纷纷扬扬的雪花,铺满了整个天地。

    时间过得真快啊,转眼又是新的一年了。

    沈微月想起来到这个世界的第一年,冬日的第一场雪,她缩在东宫里的含光殿,默默想着家,数着手指计算还有多久能出宫。

    一转眼,已经过去六年了。

    时间啊,真是个可怕的东西。

    寒风萧瑟,吹动她的鬓发。

    她的脸色如雪一般白,她的身子也如雪一般羸弱,仿佛一阵风就能吹走。

    她又捂着嘴咳嗽起来。

    明明她才将将二十岁,可她的身体,早就垂垂老矣。

    “娘娘,咱们回屋去吧,外面太冷了。”朝云忧心忡忡地说道。

    沈微月摇头。

    几人只能干着急。

    乐怡从外院跑进来,试探着道:“娘娘,陛下在外面……”

    沈微月的脸冷下来,她转身进了屋。

    “把门关上。”她说道。

    几人对视一眼,只得关上了门。

    自从那个孩子夭折后,淑妃娘娘就再也不愿见陛下了。

    只要陛下一出现,她的身体就病得愈发厉害。

    久而久之,陛下也不再违背她的意愿,每次来都站在殿外,最多站在她的屋外,有时候一待就是好几个时辰,甚至一晚上。

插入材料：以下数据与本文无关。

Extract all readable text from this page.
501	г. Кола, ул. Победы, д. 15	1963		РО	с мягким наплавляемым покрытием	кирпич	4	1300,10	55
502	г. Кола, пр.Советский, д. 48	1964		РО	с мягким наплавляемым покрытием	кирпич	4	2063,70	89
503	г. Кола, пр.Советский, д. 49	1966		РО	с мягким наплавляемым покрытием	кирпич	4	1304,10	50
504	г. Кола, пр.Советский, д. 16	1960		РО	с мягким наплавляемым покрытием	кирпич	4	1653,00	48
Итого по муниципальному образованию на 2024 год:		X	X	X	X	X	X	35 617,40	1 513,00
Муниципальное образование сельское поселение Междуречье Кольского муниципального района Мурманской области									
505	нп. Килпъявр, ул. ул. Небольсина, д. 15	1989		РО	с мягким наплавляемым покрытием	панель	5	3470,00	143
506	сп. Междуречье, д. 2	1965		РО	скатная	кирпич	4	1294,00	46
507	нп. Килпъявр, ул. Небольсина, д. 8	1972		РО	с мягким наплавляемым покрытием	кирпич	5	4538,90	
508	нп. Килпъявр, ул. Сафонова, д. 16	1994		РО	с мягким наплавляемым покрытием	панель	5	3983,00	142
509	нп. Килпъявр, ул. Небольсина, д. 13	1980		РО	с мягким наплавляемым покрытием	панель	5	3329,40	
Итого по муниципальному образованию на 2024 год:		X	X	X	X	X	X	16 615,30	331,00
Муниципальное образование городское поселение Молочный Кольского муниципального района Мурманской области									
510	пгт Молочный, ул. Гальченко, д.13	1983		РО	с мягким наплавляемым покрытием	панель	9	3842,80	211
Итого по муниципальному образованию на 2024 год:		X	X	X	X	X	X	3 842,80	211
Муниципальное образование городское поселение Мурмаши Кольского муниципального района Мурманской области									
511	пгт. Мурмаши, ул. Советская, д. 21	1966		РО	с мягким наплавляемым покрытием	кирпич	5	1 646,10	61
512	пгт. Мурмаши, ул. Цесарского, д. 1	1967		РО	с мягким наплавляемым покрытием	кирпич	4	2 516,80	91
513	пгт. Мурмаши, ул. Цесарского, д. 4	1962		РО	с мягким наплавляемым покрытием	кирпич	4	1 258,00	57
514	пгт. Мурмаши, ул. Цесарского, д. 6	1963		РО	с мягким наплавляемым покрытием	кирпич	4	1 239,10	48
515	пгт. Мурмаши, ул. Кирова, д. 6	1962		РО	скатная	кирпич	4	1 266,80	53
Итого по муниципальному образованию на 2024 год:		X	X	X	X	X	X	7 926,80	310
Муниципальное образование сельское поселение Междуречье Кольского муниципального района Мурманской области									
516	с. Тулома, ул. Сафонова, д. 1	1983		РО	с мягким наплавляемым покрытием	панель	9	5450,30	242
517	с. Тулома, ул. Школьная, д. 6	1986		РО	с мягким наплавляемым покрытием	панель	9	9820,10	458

    她们劝了无数回,都没有作用,无论如何,沈微月都不再见他。

    可即便如此,她的病还是越来越沉。

    谢昭站在屋外听着她一声高过一声的咳嗽,心如刀绞。

    可他却不能进去,她看见他,只会病得更重。

    他已经很久没见过她了。

    他很想她。

    ……

    沈微月的病越来越重,终究是到了无可挽回的境地。

    谢昭听完赵太医的禀报,整整两天两夜没有睡着。

    第三天,他下令送淑妃回娘家省亲。

    她出宫那日,他就站在城楼上望着她的马车渐行渐远,直到再也看不见分毫。

    你不是想要自由吗?我给你。

    我现在什么都不要了,只要你好好活着。

    哪怕今生都再不能相见。

    哪怕要把我的命给你。

    他每日听人汇报她的情况,听说她心情好了许多,听说她出去郊游,听说她去坊市听说书,听说她去学堂给幼儿启蒙,听说沈树成亲的那日,她笑得好开心……

    他总是在想,她做这些事的时候是什么样子的?

    她笑起来的时候该有多好看?

    这么多年,他好像都没见她笑过几次。

    他好想见见她。

    可他答应过她,此生不复相见。

    他只能透过别人的描述来想象,想到梦里都是她的身影,想到心都疼了。

    再后来,他听说,她快要离开了。

    那日他终究没能忍住,违背了对她的承诺。

    他去的时候,她躺在床上,瘦骨嶙峋,再也不复当年他初见她时的娇美动人。

    沈树冲过来打他,他没有还手。

    他跌跌撞撞走到床前,小小的房间里,几步的距离,他却感觉用了一生来丈量。

    “沈微月。”

    他已经五年没有见过她了。

    他不敢碰她,他怕一碰,她就会支离破碎。

    她半睁开双眸,望着他,眼底没有恨,没有怨,只剩平静。

    他眼眶红得发狠,水汽氤氲,可他笑着说:“这辈子遇到我,你恨吗?”

    她张了张嘴,声如蚊蚋:“谢昭,下辈子,我再也……不要……遇见……你……”

    她的声音永远停在了这里,那双好看的杏眸,从此寂灭。

    他抱着她,她的身体还是热的,软的,鲜活的。

    明明是鲜活的。

    可无论他怎么叫她,她都不再有任何回应。

    他泣不成声,眼泪落在她的脸颊边,像是她也在哭泣。

    那一天,长安很多人都看到,大梁的帝王,抱着一个女人,从玄武大街上走过,一步一步走进了皇宫。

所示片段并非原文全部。